«Hacia el encuentro» Adviento
4º Domingo de Adviento – Año C
Lucas 1,39-45

En el cuarto domingo de Adviento, podemos observar esta maravillosa escena de María e Isabel. La historia de un viaje, animado por la alegría del espíritu. Aquí se entrelaza la historia del Antiguo y del Nuevo Testamento. La anciana lleva la expectativa de la humanidad, mientras que la niña trae esta expectativa a la humanidad. El reconocimiento tiene lugar entre los dos bebés en el vientre materno. Un pasaje que nos ilumina sobre cómo reconocer al Señor que viene.

María va a visitar a Isabel, que se escondió por el exceso de asombro por su embarazo tardío. Es la visita del Señor a su pueblo, y el Bautista la reconoce. Es el más bello deseo de Dios, ser reconocido por los hombres. María va rápidamente, no con ansiedad, no por curiosidad, sino por amor y amistad. Para ver una señal anunciada por el ángel, que es Isabel. El significado de lo ocurrido. Los montes de Judea, la creación, vuelven a dialogar en la historia bíblica. Son los montes de la revelación del Antiguo Testamento, de la tradición judía. Para encontrar el signo, debemos recorrer los montes de nuestra historia, como María. Sólo allí podemos conocer la promesa, la espera de Dios.

Si no hay espera, no hay nadie a quien esperar. Uno necesita al otro. En este viaje se produce el abrazo entre estas dos realidades maravillosas, que representan nuestra sed de encuentro definitivo, de un Dios que es un regalo. Sin espera, no hay expectativa: ¡cuánta tristeza al volver a casa, cuando nadie nos espera! Sin encuentro solo hay frustración.

María saluda a Isabel, le trae la paz, de una manera muy particular. Son parientes y deben encontrarse. ¡Lo primero que ocurre en este encuentro es una danza de alegría! Como «el hermano fuego es gozo», con ese fuego del Espíritu, el Bautista baila, toda la humanidad baila. El objetivo de toda la historia es este reconocimiento del Mesías: el drama de Dios es no ser reconocido, no ser abrazado. Se revela cada día, en los pobres, en la creación, en la belleza, en el silencio, y no lo reconocemos. «El amor no es amado» decía Francisco de Asís.

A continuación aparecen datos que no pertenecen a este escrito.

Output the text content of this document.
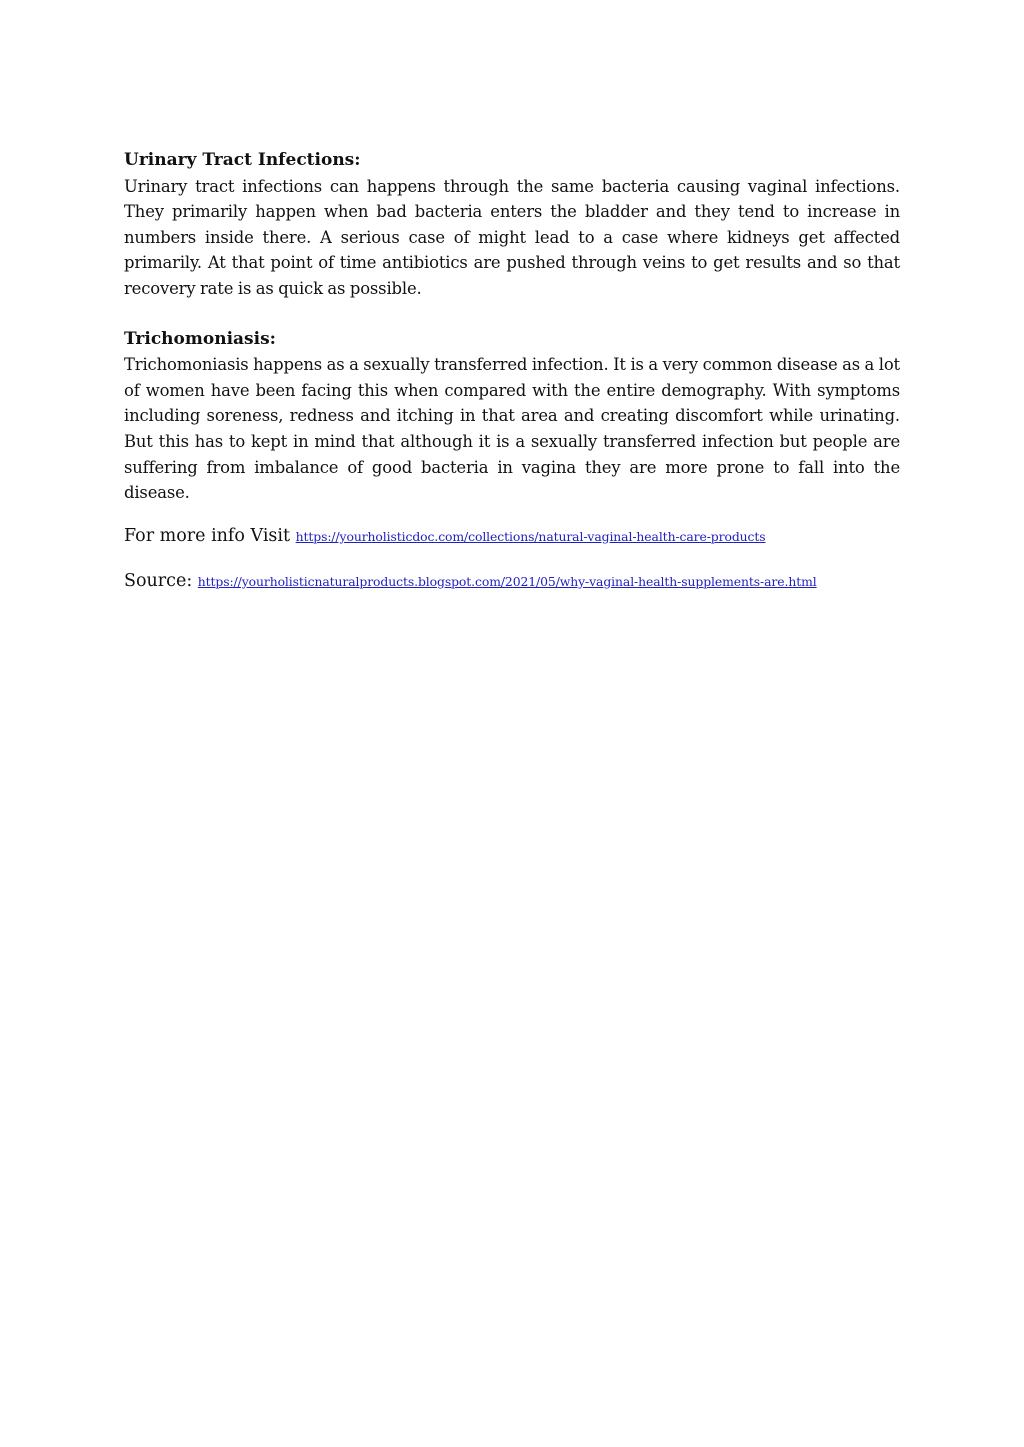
Urinary Tract Infections:

Urinary tract infections can happens through the same bacteria causing vaginal infections. They primarily happen when bad bacteria enters the bladder and they tend to increase in numbers inside there. A serious case of might lead to a case where kidneys get affected primarily. At that point of time antibiotics are pushed through veins to get results and so that recovery rate is as quick as possible.

Trichomoniasis:

Trichomoniasis happens as a sexually transferred infection. It is a very common disease as a lot of women have been facing this when compared with the entire demography. With symptoms including soreness, redness and itching in that area and creating discomfort while urinating. But this has to kept in mind that although it is a sexually transferred infection but people are suffering from imbalance of good bacteria in vagina they are more prone to fall into the disease.

For more info Visit https://yourholisticdoc.com/collections/natural-vaginal-health-care-products

Source: https://yourholisticnaturalproducts.blogspot.com/2021/05/why-vaginal-health-supplements-are.html
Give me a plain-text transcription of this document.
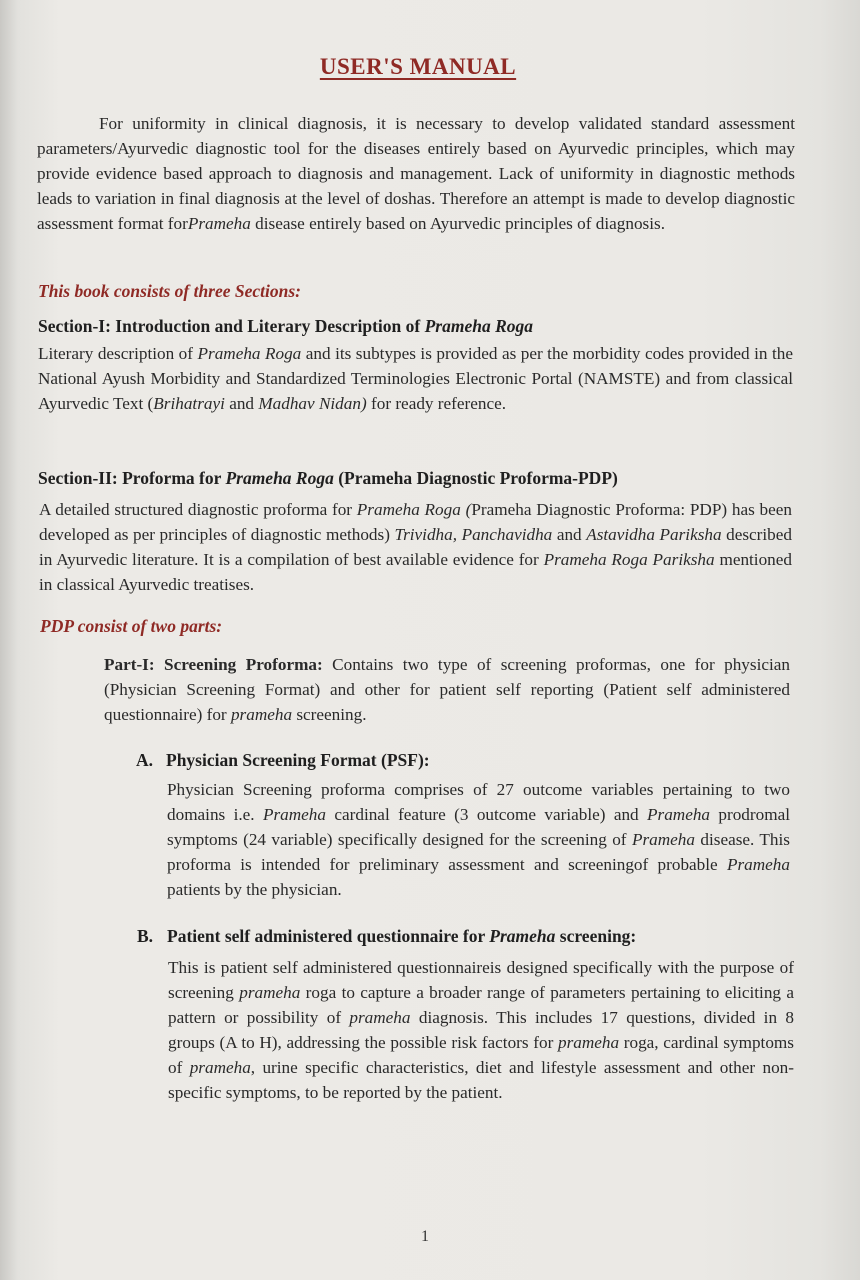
USER'S MANUAL
For uniformity in clinical diagnosis, it is necessary to develop validated standard assessment parameters/Ayurvedic diagnostic tool for the diseases entirely based on Ayurvedic principles, which may provide evidence based approach to diagnosis and management. Lack of uniformity in diagnostic methods leads to variation in final diagnosis at the level of doshas. Therefore an attempt is made to develop diagnostic assessment format forPrameha disease entirely based on Ayurvedic principles of diagnosis.
This book consists of three Sections:
Section-I: Introduction and Literary Description of Prameha Roga
Literary description of Prameha Roga and its subtypes is provided as per the morbidity codes provided in the National Ayush Morbidity and Standardized Terminologies Electronic Portal (NAMSTE) and from classical Ayurvedic Text (Brihatrayi and Madhav Nidan) for ready reference.
Section-II: Proforma for Prameha Roga (Prameha Diagnostic Proforma-PDP)
A detailed structured diagnostic proforma for Prameha Roga (Prameha Diagnostic Proforma: PDP) has been developed as per principles of diagnostic methods) Trividha, Panchavidha and Astavidha Pariksha described in Ayurvedic literature. It is a compilation of best available evidence for Prameha Roga Pariksha mentioned in classical Ayurvedic treatises.
PDP consist of two parts:
Part-I: Screening Proforma: Contains two type of screening proformas, one for physician (Physician Screening Format) and other for patient self reporting (Patient self administered questionnaire) for prameha screening.
A. Physician Screening Format (PSF):
Physician Screening proforma comprises of 27 outcome variables pertaining to two domains i.e. Prameha cardinal feature (3 outcome variable) and Prameha prodromal symptoms (24 variable) specifically designed for the screening of Prameha disease. This proforma is intended for preliminary assessment and screeningof probable Prameha patients by the physician.
B. Patient self administered questionnaire for Prameha screening:
This is patient self administered questionnaireis designed specifically with the purpose of screening prameha roga to capture a broader range of parameters pertaining to eliciting a pattern or possibility of prameha diagnosis. This includes 17 questions, divided in 8 groups (A to H), addressing the possible risk factors for prameha roga, cardinal symptoms of prameha, urine specific characteristics, diet and lifestyle assessment and other non-specific symptoms, to be reported by the patient.
1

María es definida bendita como Jael, como Judith, que cortó las cabezas de los enemigos, porque aplastará la cabeza de la serpiente. Y Jesús está asociado a una imagen de la creación, ¡es un fruto! ¡Dios es el don supremo! La danza y la pregunta «¿A qué debo…?» nos recuerdan la exclamación y la danza de David ante el Arca de la Alianza. María es la nueva Arca de la Alianza, en la que en el santuario estaba la presencia de Dios en la ausencia, en la palabra. En María, la palabra escuchada se hace carne, se hace presencia.

Cada uno de nosotros puede ser un santuario si damos carne a la palabra, si la escuchamos. Si una palabra no se escucha, no es nada. Si se escucha, ¡es alegría! ¡Es asombro! Es Laudato Si’… También Francisco experimenta este conflicto con la Palabra, «nullu homo ene dignu te mentovare» («y no hay hombre digno de mencionarte»). La alegría es la firma que Dios pone en su obra, ¡incluso sin el uso de palabras! Estamos llamados a contemplar esta alegría, a reconocerla y a recordarla. A menudo corremos, estamos fuera de nosotros mismos, pero podemos reconocer al Señor entrando en nosotros.

Este hermoso abrazo entre María e Isabel parece bellamente retratado por las últimas palabras del Cántico de las Criaturas, donde Francisco cantó: «Laudate e benedicete mi’ Signore et rengratiate e serviteli cum grande humilitate» («Alabad y bendecid a mi Señor, dadle gracias y someteos a Él con gran humildad») (FF263).

La beatitud, la felicidad fundamental, es la confianza en Dios, en su palabra. Deseamos de todo corazón que te acerques a esta Navidad con esta bienaventuranza. ¡Feliz cuarto domingo de Adviento!